When a heart attack is so severe as to cause the heart to stop beating, it is called a cardiac arrest. Clearly, not all heart attacks result in cardiac arrest. Nor are all cardiac arrests the result of cardiac episodes. You can experience a cardiac arrest from huffing paint, getting shot, having a toaster fall in your hot tub, the coyote dropping an anvil on you, if you freeze while chasing your kid through a hedge-maze with an axe, or if you experience any trauma wherein you lose the majority of your blood. Anything that kills you will result in cardiac arrest.

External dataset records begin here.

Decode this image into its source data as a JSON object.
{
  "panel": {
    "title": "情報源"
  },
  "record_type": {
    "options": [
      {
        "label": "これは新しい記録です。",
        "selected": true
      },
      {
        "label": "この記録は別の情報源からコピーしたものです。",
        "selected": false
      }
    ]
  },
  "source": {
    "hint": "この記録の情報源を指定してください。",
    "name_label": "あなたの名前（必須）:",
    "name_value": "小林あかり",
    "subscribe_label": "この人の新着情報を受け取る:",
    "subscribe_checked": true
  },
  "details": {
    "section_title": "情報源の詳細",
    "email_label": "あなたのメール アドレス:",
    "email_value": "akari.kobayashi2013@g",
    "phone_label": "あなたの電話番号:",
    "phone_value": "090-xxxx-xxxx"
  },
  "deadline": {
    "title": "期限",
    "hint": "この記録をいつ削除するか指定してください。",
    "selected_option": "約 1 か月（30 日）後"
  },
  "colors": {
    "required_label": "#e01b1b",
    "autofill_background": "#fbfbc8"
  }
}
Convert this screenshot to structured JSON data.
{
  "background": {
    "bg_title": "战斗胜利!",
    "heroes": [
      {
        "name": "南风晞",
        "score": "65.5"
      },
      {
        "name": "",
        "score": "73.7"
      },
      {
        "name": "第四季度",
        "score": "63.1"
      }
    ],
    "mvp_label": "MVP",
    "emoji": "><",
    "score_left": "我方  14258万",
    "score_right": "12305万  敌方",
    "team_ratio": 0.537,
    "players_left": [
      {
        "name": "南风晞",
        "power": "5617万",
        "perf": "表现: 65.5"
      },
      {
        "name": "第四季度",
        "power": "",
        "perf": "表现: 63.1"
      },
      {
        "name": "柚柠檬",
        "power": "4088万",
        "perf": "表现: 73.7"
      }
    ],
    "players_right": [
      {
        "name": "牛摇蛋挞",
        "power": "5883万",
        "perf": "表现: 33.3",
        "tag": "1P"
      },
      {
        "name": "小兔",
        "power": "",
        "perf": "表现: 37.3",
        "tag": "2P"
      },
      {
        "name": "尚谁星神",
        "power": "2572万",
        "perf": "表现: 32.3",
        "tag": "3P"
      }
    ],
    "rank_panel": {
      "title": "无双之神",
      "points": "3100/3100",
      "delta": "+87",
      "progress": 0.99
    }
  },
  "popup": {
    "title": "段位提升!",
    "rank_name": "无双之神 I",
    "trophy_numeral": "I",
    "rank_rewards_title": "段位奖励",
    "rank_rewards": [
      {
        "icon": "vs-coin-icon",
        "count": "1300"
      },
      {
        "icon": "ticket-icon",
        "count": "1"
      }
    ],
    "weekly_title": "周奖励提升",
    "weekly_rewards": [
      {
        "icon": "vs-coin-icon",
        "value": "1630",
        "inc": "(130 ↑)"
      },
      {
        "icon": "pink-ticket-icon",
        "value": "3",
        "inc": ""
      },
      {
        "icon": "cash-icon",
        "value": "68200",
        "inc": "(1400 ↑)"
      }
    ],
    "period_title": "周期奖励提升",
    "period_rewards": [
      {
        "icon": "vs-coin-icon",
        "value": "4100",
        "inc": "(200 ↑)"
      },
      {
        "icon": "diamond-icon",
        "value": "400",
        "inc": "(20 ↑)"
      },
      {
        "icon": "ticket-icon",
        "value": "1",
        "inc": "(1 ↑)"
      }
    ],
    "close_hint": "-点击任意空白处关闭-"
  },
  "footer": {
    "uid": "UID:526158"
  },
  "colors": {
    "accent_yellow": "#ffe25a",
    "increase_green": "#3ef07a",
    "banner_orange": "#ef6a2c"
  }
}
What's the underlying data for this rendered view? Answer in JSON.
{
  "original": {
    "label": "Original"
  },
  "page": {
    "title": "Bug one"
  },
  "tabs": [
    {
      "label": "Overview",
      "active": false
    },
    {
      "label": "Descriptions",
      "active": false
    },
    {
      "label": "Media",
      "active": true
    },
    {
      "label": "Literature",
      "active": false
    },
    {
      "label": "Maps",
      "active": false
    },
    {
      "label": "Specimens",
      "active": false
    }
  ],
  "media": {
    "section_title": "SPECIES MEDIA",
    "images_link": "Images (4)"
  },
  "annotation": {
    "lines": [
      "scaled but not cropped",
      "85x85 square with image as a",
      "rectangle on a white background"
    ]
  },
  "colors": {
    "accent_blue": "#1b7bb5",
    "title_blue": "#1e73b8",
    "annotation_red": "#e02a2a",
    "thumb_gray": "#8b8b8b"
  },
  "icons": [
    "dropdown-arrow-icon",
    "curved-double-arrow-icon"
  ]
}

The point of a “Getting It Right” article is to show you how to add some realism to your writing. Part of that entails showing you what it looks like when people get it wrong. I am sure you have read or seen medical dramas wherein someone who experiences a cardiac arrest undergoes a brief bout of CPR by the protagonist and then sits up and says, “Wow. That was close. Thanks.” Or, a patient who receives one or two shocks with the paddles (this device is called a defibrillator) who then regains consciousness and feels just great.
That stuff just does not happen. The object of CPR is not actually to restart the heart, though that sometimes happens. The purpose is to prevent death of brain tissue by forcing blood through the system, operating the heart manually, since it is not beating on its own. If a patient requires CPR, even if their heart rhythm is restored, they will likely not regain consciousness for some time. They are also at severe risk for relapse into cardiac arrest since the underlying cause of the arrest has not yet been treated.
The same is true of defibrillation. A patient who has been defibrillated may have their heartbeat restored. Even so, they will usually remain unconscious. Often, multiple shocks are required, and in the vast majority of cases, defibrillation fails to restore a perfusing (adequate to oxygenate tissue) rhythm to the heart. In those few instances when it does work, the patient will be at extreme risk until the underlying causes of the arrest are attended to.
A successful resuscitation requires an awful lot of things to go right. They usually don’t. When it happens, it incorporates not only early chest compression and defibrillation, but endotracheal intubation (a tube inserted down the trachea for the delivery of oxygen by a ventilator or handheld resuscitation device), vigorous oxygenation, an intravenous line and a lot of pharmaceuticals.
It’s not the sort of thing you can MacGuyver. If your character hooks somebody up to a pair of jumper cables in an attempt to improvise defibrillation, the victim will most likely end up on the crispy end of done.
If you have a character experiencing a heart attack, take some time to make the details convincing. Remember, a lot of people in medicine read. They need something to do while they are waiting to hear back from your insurance carrier.